Penetapan ini menjadi tonggak penting bagi masyarakat Sulawesi Utara, khususnya bagi Perkumpulan Pecinta Kebaya Noni Indonesia (PPKNI) yang menjadi pengusung utama dalam proses pengajuan.
PPKNI bekerja sama dengan Dinas Kebudayaan Provinsi Sulawesi Utara, para budayawan, serta pemerhati sejarah dan mode tradisional daerah.
Proses menuju pengakuan nasional ini tidak mudah, tim pengusul harus melalui berbagai tahapan administratif, melengkapi data pendukung, hingga pembuktian nilai sejarah dan filosofi yang terkandung dalam Kebaya Noni.

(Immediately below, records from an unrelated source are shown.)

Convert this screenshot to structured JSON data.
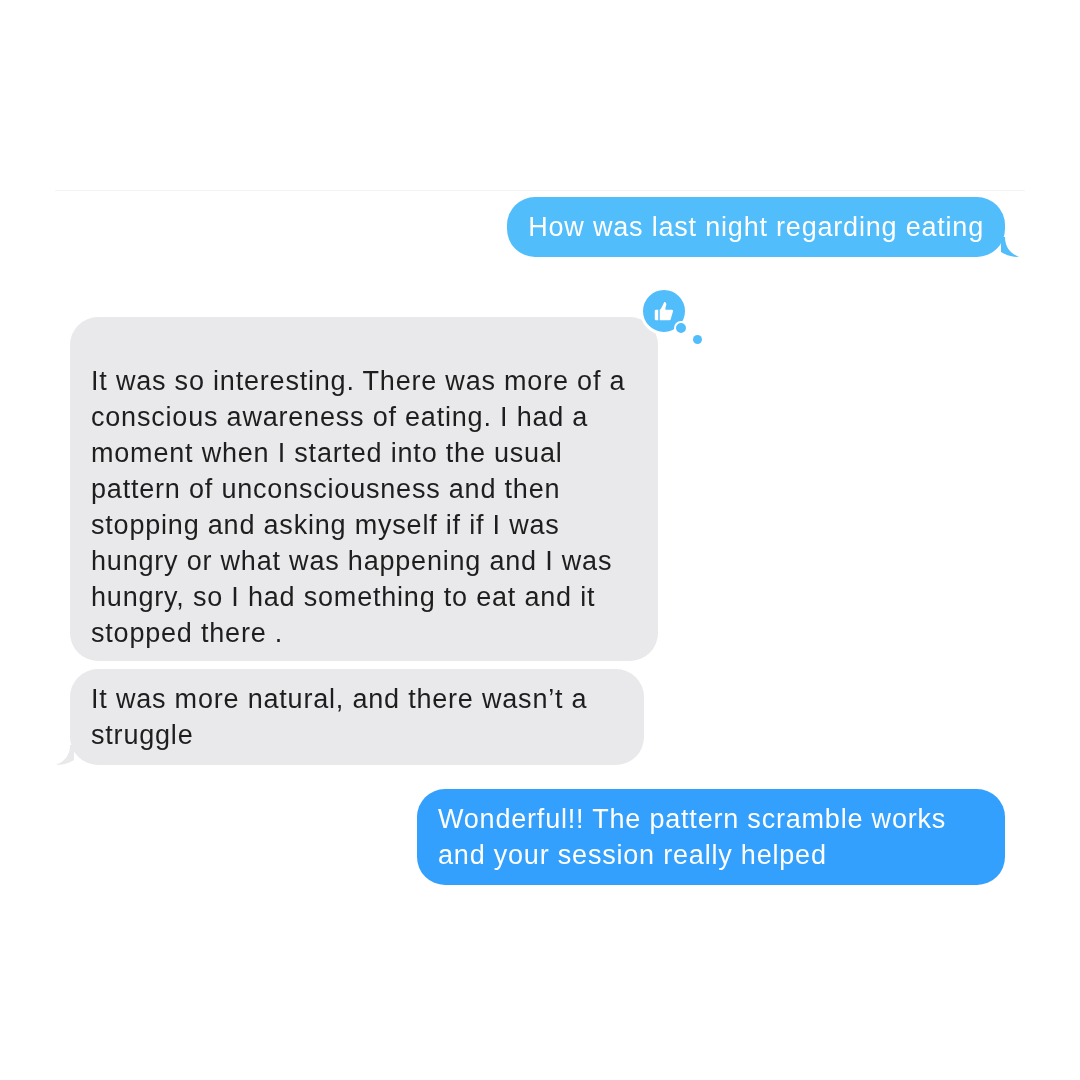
{
  "messages": [
    {
      "kind": "sent",
      "text": "How was last night regarding eating",
      "tail": true,
      "color": "#52bdfb"
    },
    {
      "kind": "received",
      "text": "It was so interesting. There was more of a conscious awareness of eating. I had a moment when I started into the usual pattern of unconsciousness and then stopping and asking myself if if I was hungry or what was happening and I was hungry, so I had something to eat and it stopped there .",
      "tail": false,
      "tapback": {
        "kind": "like"
      }
    },
    {
      "kind": "received",
      "text": "It was more natural, and there wasn’t a struggle",
      "tail": true
    },
    {
      "kind": "sent",
      "text": "Wonderful!! The pattern scramble works and your session really helped",
      "tail": false,
      "color": "#33a0fd"
    }
  ]
}
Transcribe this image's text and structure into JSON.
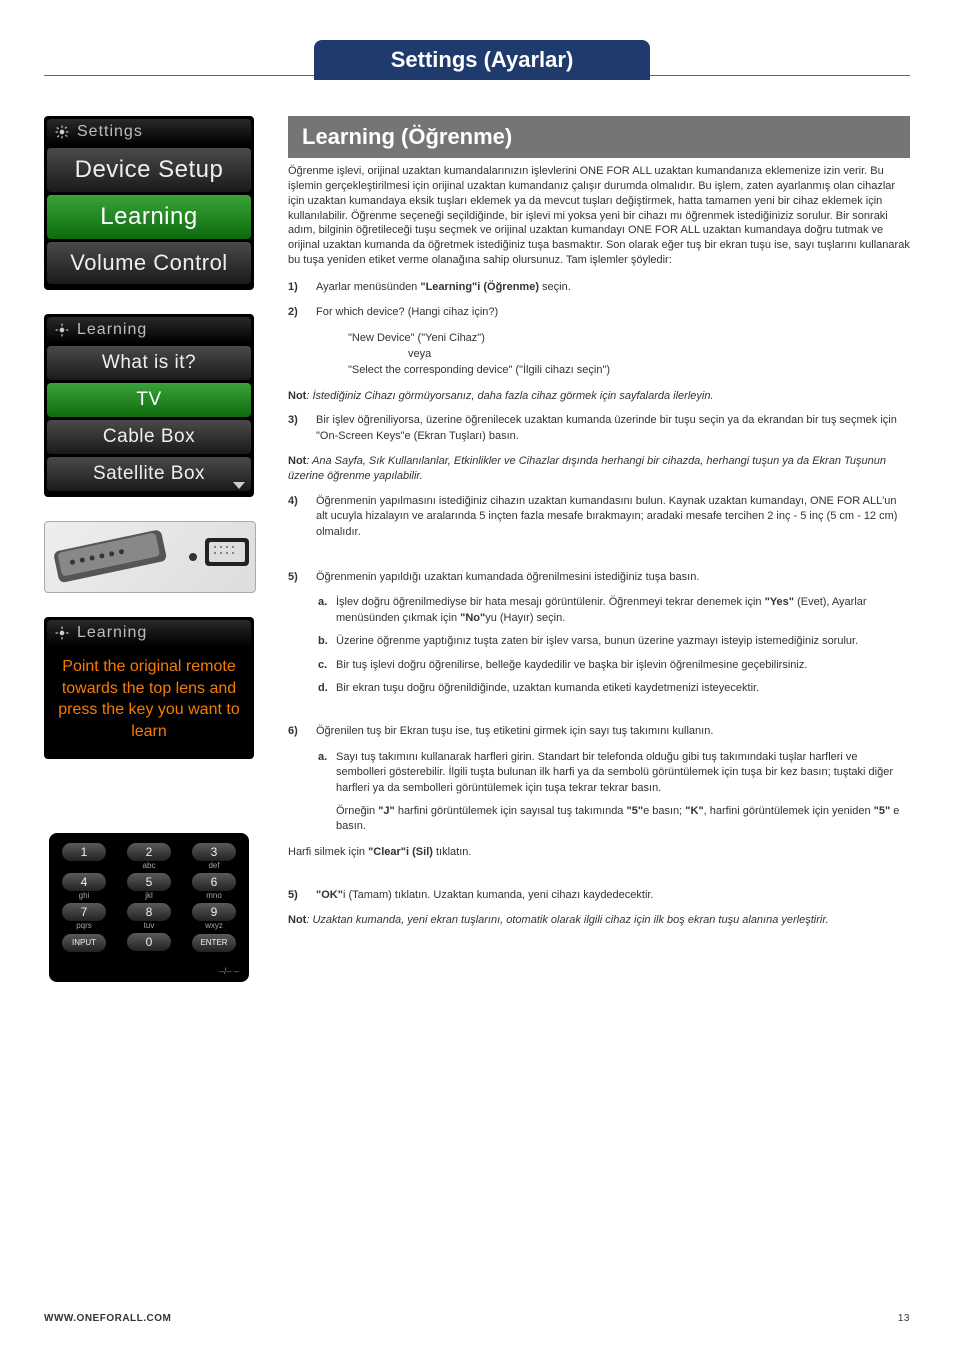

Kebaya Noni sendiri merupakan salah satu karya busana tradisional yang mencerminkan perpaduan budaya lokal dengan pengaruh Eropa pada masa kolonial, menciptakan gaya elegan khas perempuan Minahasa dan Manado tempo dulu.
Setiap detailnya mulai dari potongan, bahan, hingga motif bordir, mencerminkan keanggunan, keuletan, dan karakter kuat perempuan Sulawesi Utara.
Dengan pengakuan ini, Kebaya Noni tidak hanya diakui sebagai busana tradisional, tetapi juga sebagai simbol perjalanan sejarah dan identitas perempuan Sulawesi Utara yang berdaya, modern, namun tetap berakar pada nilai-nilai budaya leluhur.
Penetapan Kebaya Noni sebagai Warisan Budaya Takbenda diharapkan menjadi momentum untuk memperkuat upaya pelestarian dan regenerasi budaya lokal.
Selain meningkatkan kebanggaan masyarakat, langkah ini juga membuka peluang lebih luas bagi pengembangan ekonomi kreatif, promosi pariwisata budaya, serta pengenalan warisan Sulawesi Utara ke tingkat nasional dan internasional.
“Penetapan ini bukan akhir perjuangan, tetapi awal dari tanggung jawab bersama untuk menjaga, mengenakan, dan memperkenalkan Kebaya Noni kepada dunia,” ujar Coreta Kapoyos, Ketua Umum PPKNI dengan penuh rasa syukur, haru, dan bangga.